I have some programs taped from DVB-T, which bear a rather intrusive logo, as seen here: http://img8.pixa.us/60a/19143931.jpg Above, in the top left-hand corner of the screen, is the old logo (the green one), which I would like to edit out, and replace with the new, less intrusive one, seen here: http://img8.pixa.us/405/19143930.jpg Is there a way to replace the logo on all of these programs (which I taped from this particular channel) with the one in the second screenshot? I'm looking for free software that can do this well, and hopefully keep the FFDShow codecs when the video gets saved (all have bob as part of the FFDShow codec). Sorry if this seems a bit long-winded, I'm new to video-editing! *edit* - images linked to since they are large, and they are only here for fair use/commentary purposes.
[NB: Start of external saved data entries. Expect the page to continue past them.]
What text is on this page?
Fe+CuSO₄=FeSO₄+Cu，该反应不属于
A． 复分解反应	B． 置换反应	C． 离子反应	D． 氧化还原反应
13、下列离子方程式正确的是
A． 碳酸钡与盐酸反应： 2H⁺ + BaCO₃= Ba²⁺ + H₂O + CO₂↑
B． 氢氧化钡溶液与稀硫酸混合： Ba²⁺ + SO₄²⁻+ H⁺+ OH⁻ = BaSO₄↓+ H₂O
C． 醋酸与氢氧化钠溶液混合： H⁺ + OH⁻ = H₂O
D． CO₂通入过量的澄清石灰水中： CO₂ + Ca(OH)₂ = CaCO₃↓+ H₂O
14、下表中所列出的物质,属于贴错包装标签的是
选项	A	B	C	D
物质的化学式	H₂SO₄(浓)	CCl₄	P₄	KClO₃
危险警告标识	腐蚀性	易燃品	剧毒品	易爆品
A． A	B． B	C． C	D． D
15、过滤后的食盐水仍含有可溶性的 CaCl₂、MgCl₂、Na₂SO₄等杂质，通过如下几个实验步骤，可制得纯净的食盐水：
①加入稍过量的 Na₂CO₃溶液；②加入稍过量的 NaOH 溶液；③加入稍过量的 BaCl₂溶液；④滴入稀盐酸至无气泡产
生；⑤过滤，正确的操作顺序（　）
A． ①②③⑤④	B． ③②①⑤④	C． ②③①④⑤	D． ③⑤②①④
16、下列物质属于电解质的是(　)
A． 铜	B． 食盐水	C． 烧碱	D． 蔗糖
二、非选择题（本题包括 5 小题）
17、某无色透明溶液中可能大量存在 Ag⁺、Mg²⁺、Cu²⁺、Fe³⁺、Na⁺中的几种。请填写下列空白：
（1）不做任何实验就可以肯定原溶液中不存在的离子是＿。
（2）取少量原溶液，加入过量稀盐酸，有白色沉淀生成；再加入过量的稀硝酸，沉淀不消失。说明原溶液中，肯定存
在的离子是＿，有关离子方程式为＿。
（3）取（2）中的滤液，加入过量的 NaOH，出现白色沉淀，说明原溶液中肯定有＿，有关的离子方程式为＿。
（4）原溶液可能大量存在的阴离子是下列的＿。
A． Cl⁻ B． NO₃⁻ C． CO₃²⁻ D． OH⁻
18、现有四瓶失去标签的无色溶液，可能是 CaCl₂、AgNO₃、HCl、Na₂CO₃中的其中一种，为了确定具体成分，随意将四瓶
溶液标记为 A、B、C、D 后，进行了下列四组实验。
Depending on the video format, sticking another image over the logo is simple enough. If it was an .avi file I would use VirtualDub and the Logo 1.7b2 filter then recompress the file. If the source video is mpeg, it's not so easy.
The videos are stored in MPEG format (MPEG-2 to be technical), and what I'm trying to do is make the logo in the first video look like that of the second via some fade effect. I was trying to avoid the 95-07-20 part of the clip and any other date/time at top of screen being obscured by the green logo. Thanks for your help on the Logo filter, attar, it worked with avi files for me, I've tried that once before and it worked, but since it won't for MPEG files, I need to find another solution. Basically, it's fading the digital on-screen graphic (or some similar effect as seen in the second image that I linked to) that I'm trying to replicate. Sorry if this sounds a bit wordy but I'm new to this!
If you want to keep the mpeg2 format, I think you would have to use an Avisynth script in VirtualDub, then frame serve the output to an mpeg encoder (like Hcenc) - that's supposing that you could find a filter that would remove the original logo before applying the new one. It's beyond my level of support, but I would canvass around the Videohelp site and see what the experts there come up with.